Los músicos americanos han sido, una vez más, punta de lanza en la crítica a un sistema que, en manos republicanas, envejece sin remisión. Desde que Bruce Springsteen o Jackson Browne hicieron campaña en el 2004 a favor de John Kerry, una buena parte de la música popular norteamericana ha tomado partido, ha asumido un compromiso político y social arropando al partido demócrata como única salida hacia un futuro menos belicoso y más respetuoso con el resto del mundo. Así, Neil Young publicaba en el 2006 Living With War (viviendo con la guerra) (8), un grito antibelicista que señalaba a Bush y al partido republicano como responsables del desastre bélico que ha supuesto la invasión de Iraq. Ahora, un maduro Jackson Browne recuerda en Time the Conqueror (7) que los tambores de guerra siguen sonando irremediablemente. Por su parte, Randy Newman, uno de los grandes songwriters norteamericanos, desgrana en A Few Words in Defense of Our Country una ácida crítica a los políticos norteamericanos actuales: es un tema incluido en Harps and Angels (5), uno de los mejores trabajos de autor publicados en mucho tiempo en EE.UU. Springsteen sigue haciendo campaña por los demócratas con Magic (1), su último disco. Junto a ellos, R.E.M., Bonnie Raitt, Robbie Robertson (ex The Band), Dixie Cups... levantan también su voz desde el escenario para despertar a sus compatriotas del sueño americano en el que el dólar
ha impuesto su ley e hipotecado su futuro.

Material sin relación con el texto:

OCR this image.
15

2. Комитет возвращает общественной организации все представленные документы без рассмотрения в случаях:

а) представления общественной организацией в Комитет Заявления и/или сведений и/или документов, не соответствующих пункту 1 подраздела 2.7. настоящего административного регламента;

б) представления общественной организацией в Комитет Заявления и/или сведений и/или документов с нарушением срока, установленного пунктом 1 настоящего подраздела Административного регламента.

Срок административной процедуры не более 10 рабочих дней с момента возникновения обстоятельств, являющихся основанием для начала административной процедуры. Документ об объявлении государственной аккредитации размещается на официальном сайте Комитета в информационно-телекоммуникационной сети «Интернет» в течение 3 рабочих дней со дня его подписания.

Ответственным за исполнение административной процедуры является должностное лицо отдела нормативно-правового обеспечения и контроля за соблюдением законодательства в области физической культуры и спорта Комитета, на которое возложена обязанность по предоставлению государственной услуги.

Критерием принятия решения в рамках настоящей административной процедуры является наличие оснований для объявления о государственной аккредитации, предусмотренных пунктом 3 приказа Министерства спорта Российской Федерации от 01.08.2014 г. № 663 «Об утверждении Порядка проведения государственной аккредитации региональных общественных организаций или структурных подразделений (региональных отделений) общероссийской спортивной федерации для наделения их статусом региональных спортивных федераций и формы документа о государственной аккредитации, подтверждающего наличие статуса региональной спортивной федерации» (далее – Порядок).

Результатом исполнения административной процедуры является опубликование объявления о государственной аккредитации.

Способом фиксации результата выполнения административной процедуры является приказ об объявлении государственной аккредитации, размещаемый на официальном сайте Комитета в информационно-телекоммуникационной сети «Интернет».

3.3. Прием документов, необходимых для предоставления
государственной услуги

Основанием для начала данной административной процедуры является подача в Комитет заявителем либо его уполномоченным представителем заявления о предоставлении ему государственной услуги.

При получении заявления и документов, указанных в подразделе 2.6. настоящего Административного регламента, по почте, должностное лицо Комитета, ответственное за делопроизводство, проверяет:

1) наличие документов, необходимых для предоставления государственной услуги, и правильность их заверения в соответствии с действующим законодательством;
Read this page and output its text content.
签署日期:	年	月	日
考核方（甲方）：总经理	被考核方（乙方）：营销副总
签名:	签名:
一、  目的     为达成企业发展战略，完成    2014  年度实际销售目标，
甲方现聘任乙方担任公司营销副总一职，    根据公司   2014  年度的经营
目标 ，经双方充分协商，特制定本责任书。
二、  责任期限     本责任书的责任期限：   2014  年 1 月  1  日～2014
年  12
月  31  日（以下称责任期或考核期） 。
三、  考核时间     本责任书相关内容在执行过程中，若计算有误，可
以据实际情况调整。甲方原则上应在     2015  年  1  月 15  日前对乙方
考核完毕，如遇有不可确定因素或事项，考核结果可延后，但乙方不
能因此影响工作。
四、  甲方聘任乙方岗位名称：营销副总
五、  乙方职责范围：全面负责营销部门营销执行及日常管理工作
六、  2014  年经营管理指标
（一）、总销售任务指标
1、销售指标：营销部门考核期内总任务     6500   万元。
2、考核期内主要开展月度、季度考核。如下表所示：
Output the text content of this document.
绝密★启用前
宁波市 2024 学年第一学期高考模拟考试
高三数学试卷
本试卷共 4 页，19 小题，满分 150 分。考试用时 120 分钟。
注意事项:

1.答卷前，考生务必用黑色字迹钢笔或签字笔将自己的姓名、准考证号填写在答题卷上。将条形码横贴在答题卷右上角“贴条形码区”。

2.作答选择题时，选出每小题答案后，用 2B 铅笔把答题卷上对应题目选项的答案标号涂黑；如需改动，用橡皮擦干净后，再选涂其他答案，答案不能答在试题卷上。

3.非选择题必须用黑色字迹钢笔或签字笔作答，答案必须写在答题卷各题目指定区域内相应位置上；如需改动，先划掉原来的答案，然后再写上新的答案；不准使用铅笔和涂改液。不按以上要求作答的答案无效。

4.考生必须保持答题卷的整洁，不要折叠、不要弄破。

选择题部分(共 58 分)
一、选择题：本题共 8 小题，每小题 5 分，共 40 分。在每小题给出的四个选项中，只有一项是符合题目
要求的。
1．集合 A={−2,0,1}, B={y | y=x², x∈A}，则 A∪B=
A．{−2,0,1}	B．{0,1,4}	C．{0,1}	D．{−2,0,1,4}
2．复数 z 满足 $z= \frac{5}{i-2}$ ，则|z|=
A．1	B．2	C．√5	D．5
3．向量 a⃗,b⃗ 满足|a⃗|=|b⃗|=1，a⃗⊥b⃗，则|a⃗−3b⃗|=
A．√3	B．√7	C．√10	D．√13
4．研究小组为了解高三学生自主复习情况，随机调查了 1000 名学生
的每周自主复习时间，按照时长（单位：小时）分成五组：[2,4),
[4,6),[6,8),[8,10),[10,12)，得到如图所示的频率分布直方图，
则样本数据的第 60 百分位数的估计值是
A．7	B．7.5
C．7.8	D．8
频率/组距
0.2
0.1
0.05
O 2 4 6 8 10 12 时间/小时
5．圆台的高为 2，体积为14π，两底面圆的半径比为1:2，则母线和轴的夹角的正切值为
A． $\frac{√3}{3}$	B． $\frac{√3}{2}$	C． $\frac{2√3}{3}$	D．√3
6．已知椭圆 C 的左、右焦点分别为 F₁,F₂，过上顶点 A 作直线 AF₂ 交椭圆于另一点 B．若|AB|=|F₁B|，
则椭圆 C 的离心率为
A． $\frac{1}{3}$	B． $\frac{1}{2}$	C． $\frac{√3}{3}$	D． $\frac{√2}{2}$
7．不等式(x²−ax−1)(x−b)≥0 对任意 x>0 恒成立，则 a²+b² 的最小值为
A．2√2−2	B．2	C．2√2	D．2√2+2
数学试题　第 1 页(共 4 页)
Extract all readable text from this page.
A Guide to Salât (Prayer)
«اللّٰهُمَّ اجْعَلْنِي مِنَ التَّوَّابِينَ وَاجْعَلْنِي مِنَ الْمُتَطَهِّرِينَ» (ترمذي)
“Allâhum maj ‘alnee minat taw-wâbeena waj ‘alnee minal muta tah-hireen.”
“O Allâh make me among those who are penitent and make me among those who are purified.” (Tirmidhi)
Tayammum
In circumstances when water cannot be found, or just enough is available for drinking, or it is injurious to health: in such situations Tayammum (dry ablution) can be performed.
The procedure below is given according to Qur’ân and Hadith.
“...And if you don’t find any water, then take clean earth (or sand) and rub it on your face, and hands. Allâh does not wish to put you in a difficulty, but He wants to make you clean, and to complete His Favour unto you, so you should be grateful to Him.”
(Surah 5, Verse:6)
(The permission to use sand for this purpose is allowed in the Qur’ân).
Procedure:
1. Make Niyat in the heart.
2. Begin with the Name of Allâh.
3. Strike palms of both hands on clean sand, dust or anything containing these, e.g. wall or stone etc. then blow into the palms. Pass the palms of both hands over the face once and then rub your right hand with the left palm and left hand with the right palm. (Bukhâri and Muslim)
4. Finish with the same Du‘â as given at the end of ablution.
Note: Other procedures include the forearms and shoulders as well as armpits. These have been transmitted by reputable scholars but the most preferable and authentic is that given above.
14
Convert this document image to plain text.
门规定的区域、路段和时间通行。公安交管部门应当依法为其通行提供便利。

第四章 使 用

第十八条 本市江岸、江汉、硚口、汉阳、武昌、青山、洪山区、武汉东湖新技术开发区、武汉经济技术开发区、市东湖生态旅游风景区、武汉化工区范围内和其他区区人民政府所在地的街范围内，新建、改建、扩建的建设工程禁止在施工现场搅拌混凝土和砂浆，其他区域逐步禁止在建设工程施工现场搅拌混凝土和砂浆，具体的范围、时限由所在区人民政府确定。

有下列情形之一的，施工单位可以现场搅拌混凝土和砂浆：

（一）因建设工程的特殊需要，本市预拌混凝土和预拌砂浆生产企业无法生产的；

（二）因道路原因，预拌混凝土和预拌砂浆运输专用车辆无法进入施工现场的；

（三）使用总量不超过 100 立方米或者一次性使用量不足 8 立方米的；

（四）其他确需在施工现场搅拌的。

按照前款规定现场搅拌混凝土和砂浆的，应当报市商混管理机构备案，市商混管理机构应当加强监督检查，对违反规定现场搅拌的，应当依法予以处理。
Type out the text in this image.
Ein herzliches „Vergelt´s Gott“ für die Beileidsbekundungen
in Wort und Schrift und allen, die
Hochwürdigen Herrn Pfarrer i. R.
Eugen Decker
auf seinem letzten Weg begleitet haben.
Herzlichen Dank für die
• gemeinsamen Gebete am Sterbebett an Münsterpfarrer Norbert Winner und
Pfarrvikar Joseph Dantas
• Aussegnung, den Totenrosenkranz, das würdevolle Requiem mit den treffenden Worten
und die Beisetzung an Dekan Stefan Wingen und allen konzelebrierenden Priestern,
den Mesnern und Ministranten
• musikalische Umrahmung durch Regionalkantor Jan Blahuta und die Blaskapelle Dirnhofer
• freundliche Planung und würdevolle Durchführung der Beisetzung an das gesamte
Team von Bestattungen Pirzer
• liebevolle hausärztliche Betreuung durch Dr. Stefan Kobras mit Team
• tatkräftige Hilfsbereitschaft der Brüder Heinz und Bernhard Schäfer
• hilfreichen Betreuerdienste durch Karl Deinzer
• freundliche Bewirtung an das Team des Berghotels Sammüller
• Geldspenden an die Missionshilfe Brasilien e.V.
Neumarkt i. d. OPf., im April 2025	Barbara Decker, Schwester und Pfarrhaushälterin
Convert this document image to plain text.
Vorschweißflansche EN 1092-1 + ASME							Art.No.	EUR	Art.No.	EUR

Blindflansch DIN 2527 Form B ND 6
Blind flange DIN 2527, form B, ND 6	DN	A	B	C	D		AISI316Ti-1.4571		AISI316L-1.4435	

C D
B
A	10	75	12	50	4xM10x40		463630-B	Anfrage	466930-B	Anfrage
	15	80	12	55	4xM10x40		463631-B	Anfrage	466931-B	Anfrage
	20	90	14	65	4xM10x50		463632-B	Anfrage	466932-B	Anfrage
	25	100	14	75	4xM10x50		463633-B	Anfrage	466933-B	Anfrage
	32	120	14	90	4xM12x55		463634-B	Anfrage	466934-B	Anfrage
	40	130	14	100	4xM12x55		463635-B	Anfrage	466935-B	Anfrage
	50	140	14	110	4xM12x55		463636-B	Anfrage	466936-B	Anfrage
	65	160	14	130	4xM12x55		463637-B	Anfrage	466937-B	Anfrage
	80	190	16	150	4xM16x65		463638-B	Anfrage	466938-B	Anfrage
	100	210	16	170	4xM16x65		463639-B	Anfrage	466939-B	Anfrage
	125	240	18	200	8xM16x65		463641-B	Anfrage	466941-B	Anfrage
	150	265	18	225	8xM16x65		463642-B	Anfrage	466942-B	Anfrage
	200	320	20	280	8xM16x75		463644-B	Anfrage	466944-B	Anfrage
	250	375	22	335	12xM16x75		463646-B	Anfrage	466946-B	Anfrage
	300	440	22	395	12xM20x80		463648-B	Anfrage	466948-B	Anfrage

Desde que a principios de los años noventa la industria norteamericana (con nombres como Nirvana, Prince, Madonna, Michael Jackson, el hip hop, el rock, el grunge, el metal…) arrebató el liderazgo mundial del show business a una Inglaterra adormecida en el éxito prefabricado, Estados Unidos es también la locomotora del mundo alternativo. Grupos como Sonic Youth, Fugazzi o Pixies señalaron un camino diferente, el hip hop tomó las calles de todo el planeta y la música de raíz, más allá del country, bautizada americana, descubrió nuevas sensibilidades en un regreso a lo orgánico, a los sonidos más naturales extraídos de la tradición folk. Así, hoy Jakob Dylan presenta su candidatura a regentar un territorio propio con un disco magnífico, Seeing Things (6) mientras su padre, eterno aspirante al Nobel de literatura, recupera grabaciones inéditas en el volumen 8 de su The Bootleg Series (4). En California, Caléxico sigue caminando por la frontera de México con un pie a cada lado y nuevo álbum: Carried to Dust (2). El gran Ry Cooder sigue impartiendo magisterio fronterizo y mestizo en I, Flathead. Otra genialidad del guitarrista y cantante cuyo compromiso con los vecinos de abajo aquilata una carrera imbatible. Lambchop ahonda en canciones sensibles surgidas de la soledad de la América profunda, con la emoción que también Howe Gelb, Bon Iver (For Emma, Forever Ago) (3), Mark Eitzel o Vic Chesnutt encienden disco a disco.
Son muchos ya, y los músicos negros, el hip hop, el soul, el r&b, ven en Obama la ocasión de dar un gran paso adelante, hacer realidad el sueño de Martin Luther King y así comenzar a verse de igual a igual con el gran hermano blanco ¡40 años después de su asesinato!
Las cosas han de cambiar, y los músicos norteamericanos han puesto mucho de su parte, han dotado de sensibilidad, ideas, criterio y razones a la dialéctica del futuro. Los tiempos siguen cambiando.